# Find the general solution to the ODE…

I've been attempting to solve this ODE the past few days: $$(1): [e^{-x^2}u'(x)]' = u(x) + xu'(x).$$ What I did was differentiate the left hand side and move things around a bit to obtain $$(2):e^{-x^2}u''(x) - [2x*e^{-x^2} + x]u'(x) - u(x) = 0.$$ We can see that we are dealing with a homogenous second-order linear differential equation. The problem: I simply just don't know how to solve this. Observing the equation, Cauchy-Euler is not possible. Since we're not dealing with constant coefficients, Principle of Superposition doesn't work as is. And, since this equation is homogenous, we cannot use the method of Undetermined Coefficients or Variation on Parameters.

I've attempted to to use v-substitution on (1), setting v(x)=u'(x), but this just hit dead ends. I came to a solution that I realized was absolutely preposterous (I had forgotten v was a function of x and integrated incorrectly so I got a very wonky answer). Anyone able to give a hand?

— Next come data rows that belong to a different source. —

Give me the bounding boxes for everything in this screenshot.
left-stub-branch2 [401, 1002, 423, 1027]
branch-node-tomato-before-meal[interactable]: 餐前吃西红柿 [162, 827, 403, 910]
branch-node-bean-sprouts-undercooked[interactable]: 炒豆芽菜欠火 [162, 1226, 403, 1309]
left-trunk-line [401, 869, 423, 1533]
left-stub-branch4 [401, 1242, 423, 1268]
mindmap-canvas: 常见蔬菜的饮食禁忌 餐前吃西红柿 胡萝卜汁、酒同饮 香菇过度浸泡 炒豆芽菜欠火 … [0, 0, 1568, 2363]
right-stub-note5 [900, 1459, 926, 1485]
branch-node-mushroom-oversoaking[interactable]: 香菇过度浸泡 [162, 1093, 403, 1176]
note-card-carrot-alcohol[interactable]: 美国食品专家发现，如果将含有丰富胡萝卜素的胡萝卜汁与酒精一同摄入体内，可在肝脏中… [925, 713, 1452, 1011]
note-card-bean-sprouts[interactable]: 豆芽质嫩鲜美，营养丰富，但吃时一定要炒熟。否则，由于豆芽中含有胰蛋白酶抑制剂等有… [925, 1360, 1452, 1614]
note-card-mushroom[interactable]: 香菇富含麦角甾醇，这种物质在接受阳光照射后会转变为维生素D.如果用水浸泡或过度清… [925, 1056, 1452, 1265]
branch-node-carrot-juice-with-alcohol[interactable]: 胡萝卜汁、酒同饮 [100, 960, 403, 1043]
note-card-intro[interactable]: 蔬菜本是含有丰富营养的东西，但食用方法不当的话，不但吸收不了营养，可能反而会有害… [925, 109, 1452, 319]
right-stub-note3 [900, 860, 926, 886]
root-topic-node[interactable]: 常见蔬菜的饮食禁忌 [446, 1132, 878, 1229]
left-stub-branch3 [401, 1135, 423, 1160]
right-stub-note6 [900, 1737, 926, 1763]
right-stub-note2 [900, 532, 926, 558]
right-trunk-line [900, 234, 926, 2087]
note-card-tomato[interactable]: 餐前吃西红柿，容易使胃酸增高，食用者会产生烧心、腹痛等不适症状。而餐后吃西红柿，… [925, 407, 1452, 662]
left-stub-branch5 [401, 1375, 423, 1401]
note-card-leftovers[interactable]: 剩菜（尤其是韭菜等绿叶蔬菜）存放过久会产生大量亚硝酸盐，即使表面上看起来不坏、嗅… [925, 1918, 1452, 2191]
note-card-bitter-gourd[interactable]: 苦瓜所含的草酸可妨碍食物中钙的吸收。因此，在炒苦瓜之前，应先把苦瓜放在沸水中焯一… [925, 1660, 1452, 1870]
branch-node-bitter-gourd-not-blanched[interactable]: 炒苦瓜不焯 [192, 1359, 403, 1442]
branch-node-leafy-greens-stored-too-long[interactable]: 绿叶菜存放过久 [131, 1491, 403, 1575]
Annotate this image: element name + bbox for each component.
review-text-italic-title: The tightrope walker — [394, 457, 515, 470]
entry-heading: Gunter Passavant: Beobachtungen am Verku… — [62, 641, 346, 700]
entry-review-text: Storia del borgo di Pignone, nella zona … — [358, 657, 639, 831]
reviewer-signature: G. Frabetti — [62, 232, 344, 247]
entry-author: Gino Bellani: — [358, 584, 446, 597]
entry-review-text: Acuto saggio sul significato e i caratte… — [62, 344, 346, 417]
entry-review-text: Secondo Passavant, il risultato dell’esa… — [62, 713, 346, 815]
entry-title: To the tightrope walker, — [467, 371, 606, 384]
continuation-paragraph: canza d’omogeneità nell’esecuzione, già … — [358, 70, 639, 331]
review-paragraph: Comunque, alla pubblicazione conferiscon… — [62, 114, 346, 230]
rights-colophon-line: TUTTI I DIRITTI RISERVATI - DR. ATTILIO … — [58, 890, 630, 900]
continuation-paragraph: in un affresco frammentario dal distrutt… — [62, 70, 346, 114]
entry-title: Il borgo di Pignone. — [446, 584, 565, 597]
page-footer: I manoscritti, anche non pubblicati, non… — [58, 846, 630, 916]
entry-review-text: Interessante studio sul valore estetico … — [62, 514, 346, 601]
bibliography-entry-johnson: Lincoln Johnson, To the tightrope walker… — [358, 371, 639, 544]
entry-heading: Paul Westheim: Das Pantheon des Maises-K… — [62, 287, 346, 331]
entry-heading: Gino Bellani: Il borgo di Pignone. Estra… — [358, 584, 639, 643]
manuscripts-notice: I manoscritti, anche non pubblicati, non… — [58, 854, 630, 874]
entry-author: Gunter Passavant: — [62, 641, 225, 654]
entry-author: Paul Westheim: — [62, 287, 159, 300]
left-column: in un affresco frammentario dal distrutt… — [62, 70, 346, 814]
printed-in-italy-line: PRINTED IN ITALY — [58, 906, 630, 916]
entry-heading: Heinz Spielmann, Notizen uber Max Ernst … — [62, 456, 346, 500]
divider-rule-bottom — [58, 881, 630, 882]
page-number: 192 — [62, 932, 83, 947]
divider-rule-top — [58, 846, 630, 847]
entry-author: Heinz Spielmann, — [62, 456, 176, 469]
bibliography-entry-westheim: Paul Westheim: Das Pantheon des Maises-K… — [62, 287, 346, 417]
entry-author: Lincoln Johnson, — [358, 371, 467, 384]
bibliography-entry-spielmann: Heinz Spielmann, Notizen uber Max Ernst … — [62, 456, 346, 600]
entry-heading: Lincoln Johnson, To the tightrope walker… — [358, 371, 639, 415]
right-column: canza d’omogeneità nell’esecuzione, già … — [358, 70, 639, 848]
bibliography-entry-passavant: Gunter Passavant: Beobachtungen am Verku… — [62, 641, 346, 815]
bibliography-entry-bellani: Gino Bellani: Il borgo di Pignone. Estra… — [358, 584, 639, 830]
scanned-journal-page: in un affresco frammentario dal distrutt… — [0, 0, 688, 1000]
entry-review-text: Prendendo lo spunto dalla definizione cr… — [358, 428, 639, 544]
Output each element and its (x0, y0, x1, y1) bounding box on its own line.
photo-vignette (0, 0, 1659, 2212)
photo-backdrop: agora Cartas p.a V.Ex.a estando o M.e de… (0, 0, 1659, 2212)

• Can you check the equation $(1)$? – Valerin May 31 '14 at 3:08
• Is $u'+xu'$ or $u+xu'$? – Valerin May 31 '14 at 3:11
• Thank you for the heads up. Just fixed the equation. – user30625 May 31 '14 at 3:11
• it's supposed to be u + xu' – user30625 May 31 '14 at 3:11
• I think your equation is easy to solve :) – Valerin May 31 '14 at 3:16

Hint: The right hand side is precisely $(ux)'$ then integrating both sides we have $$e^{-x^2}u'=ux+C$$ can you continue the problem from here?